Below, your ankles are buried in water and what you’ve mistaken for silver seaweeds are fish dancing under a dappled reflection of a great building. Perhaps it’s your home. Something shining far ahead keeps reaching out to you like a lighthouse. You want to cry, you want to laugh, but your body refuses; for now, you are a stream, both coming and going.
The scent of petals is in the air; the taste of salt is on your tongue. Go on ahead, the ocean is near.
Storm Inside an Atom
i wish i could see your storm / not sure why mine is visible / what do you make of it? / do i look like the slow demolition of a building? / it’s only a disaster / an ecstatic free-fall of a yin-yang-shaped pill / a storm inside an atom / wrecking lightning / it rains without clouds / invisible snowfall prods me / plays a tune with cold fingers / will everlast me / while the atom waters itself i lose nutrients / spill moans on diamond oceans / copying the rain / there’s black thunder in my body / and anticyclones hitting the wrong regions / pulsars screaming on mute / nervous as seismographs / but there are worse ways to transform / if you can’t handle inconvenient truths / don’t ask me how i’m feeling / it’s more than a transient question / i’m soaking in it / knowing eternity will pass / it’s like waiting for a night bus in an empty world / and i’m more than a body within a womb / i will bloom / from within and from without / rippling with colours / after the sun flies in / and gilds me with a look of concern.

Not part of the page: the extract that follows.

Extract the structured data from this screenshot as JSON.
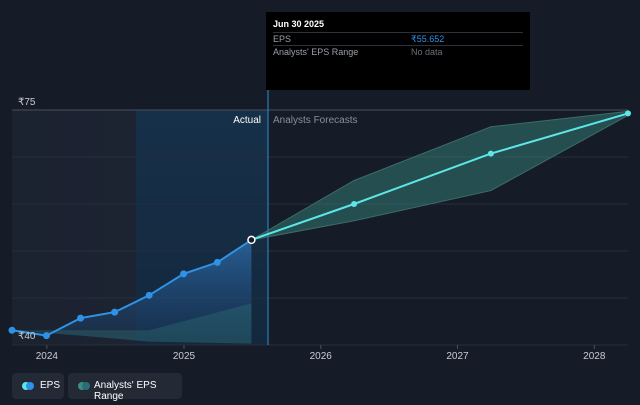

"My work focuses on themes of self, identity, femininity, death, afterlife, and transformation. Writing is the road to self-discovery for me. Whether it’s prose or poetry, I always finish a piece of writing feeling a little changed.
Over the years I’ve realised that I have two contrasting voices: one is spiritual, nature-loving, and positive and the other is dark, gritty, and immediate. The former reflects attributes I aspire within myself and the latter reflects London life or at least my perspective of the city. I’ve tried to settle for one voice in the past but now I think they’re both equally relevant and express important aspects of myself."